Depuis cette expérience, Günther entretient une relation passionnelle avec la musique électronique et la danse. « C’est plutôt nouveau pour moi mais danser sur de la house et de la techno me libère et me permet d’exprimer mes émotions. J’adore me laisser emporter par l’histoire racontée par le DJ« , décrit le clubbeur. Ajoutant cette nouvelle passion à la première, à savoir son goût pour l’élégance et le style, le Techno Opa s’est rapidement fait un nom dans la scène club. Car Günther se démarque depuis son adolescence.
« Je ne savais pas forcément à quoi je voulais ressembler. Je voulais juste être différent. J’ai expérimenté divers styles. Avant Berlin, il y a eu cette phase d’existentialisme, où je ne portais que des cols roulés noirs », s’amuse le grand-père originaire de Hanovre. À 23 ans, il déménage à Berlin et opte pour un style de friperie en portant des vêtements de seconde main. Des longs manteaux, des chaussures en cuir, des casquettes irlandaises, des vestes de travail qu’il teintait lui-même, etc. Progressivement une allure de dandy se dessine. « Je veux vieillir en beauté et en dignité. J’ai opté pour ce style avec quelques variantes sans tomber dans le cliché du lord anglais. J’apporte toujours un twist, un truc à moi dans ma tenue », note Günther en ré-ajustant son chapeau. « Le vêtement souligne la personnalité. Il est là pour l’intensifier. On peut se construire une personnalité grâce aux vêtements. Un connard reste un connard. Tu dois trouver ce qui est fait pour toi. » Un style et une attitude qui se remarquent lorsque le vieil homme se promène sur les bords du canal entre Kreuzberg et Neukölln.
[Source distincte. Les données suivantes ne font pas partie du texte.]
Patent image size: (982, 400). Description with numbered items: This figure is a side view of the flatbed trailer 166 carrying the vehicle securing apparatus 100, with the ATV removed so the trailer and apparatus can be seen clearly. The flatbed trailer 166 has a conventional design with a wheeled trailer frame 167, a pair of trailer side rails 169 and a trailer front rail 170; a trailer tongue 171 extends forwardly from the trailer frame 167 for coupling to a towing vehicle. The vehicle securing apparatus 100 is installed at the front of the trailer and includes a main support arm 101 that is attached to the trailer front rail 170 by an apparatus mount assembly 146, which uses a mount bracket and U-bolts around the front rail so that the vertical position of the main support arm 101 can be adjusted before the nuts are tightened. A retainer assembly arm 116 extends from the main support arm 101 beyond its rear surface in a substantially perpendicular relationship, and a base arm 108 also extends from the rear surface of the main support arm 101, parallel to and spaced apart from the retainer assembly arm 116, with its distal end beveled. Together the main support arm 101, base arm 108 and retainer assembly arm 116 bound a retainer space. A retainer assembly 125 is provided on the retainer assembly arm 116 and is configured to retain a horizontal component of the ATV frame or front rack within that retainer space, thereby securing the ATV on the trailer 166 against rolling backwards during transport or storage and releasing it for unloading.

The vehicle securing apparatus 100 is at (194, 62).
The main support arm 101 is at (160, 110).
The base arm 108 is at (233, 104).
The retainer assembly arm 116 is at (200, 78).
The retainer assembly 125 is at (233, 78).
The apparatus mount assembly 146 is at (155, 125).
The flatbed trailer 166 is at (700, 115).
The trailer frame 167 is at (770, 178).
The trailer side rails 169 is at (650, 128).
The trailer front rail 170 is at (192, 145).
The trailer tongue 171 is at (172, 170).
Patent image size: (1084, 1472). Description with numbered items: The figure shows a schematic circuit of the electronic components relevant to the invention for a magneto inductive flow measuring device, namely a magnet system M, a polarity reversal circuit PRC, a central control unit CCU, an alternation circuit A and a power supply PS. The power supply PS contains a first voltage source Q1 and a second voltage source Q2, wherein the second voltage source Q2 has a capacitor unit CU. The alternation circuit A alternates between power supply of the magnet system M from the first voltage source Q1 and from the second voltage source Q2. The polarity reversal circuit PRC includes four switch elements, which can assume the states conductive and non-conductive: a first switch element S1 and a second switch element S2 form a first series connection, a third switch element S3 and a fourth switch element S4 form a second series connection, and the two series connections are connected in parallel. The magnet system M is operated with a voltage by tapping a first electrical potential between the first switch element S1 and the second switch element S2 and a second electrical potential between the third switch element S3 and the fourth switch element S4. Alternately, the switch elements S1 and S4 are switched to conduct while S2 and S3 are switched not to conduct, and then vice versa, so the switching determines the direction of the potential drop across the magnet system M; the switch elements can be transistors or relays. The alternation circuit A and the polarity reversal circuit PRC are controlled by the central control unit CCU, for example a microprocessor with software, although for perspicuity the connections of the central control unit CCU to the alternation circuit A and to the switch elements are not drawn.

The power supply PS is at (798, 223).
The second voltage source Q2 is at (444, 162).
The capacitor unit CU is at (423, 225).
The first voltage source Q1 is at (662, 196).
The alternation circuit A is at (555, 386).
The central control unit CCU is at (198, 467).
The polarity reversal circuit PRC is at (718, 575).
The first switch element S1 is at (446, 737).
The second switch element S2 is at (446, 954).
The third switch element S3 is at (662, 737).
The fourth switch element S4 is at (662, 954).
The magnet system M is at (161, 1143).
Avant d’affirmer cette personnalité haute en couleur de la capitale allemande, Günther a été un homme en quête d’identité. À Hanovre, il vivait avec sa femme et sa fille jusqu’à ses 32 ans. Cette année-là, après dix ans de mariage, Günther fait son coming-out, entame une procédure de divorce et déménage à Berlin. Dans cette ville davantage progressiste, il découvre la communauté des Gay Fathers. « On pense toujours qu’on est seul au monde et au final, notre groupe a initié la création d’associations similaires dans d’autres villes allemandes, se souvient Günther. C’était différent pour chacun d’entre nous. Certains savaient qu’ils étaient gays, d’autres se le cachaient. Je n’avais jamais réalisé ça. Je ne couchais qu’avec des femmes. Tout d’un coup, je me suis retrouvé dans une situation qui a retourné ma vie et celle de ma famille. » Une famille qui est toujours restée derrière lui. Après un an de divorce, sa femme a laissé leur fille rejoindre Günther à Berlin sur sa demande. « Elles m’ont soutenu. À l’école dès qu’une personne faisait une blague homophobe, ma fille la remettait à sa place. C’est aussi un combat pour l’acceptation. Beaucoup de mes amis gays sont désormais pères voire grand-pères alors qu’on était non classifiables à l’époque« , rappelle justement le dandy allemand. Aujourd’hui, il fréquente toujours cette bande et part même en vacances avec certains d’entre eux, une fois par an. « On se connaît depuis que les enfants sont petits. On se réunit souvent à Majorque avec les femmes et les enfants. Tout le monde s’entend très bien. C’est presque trop beau« , ajoute Günther.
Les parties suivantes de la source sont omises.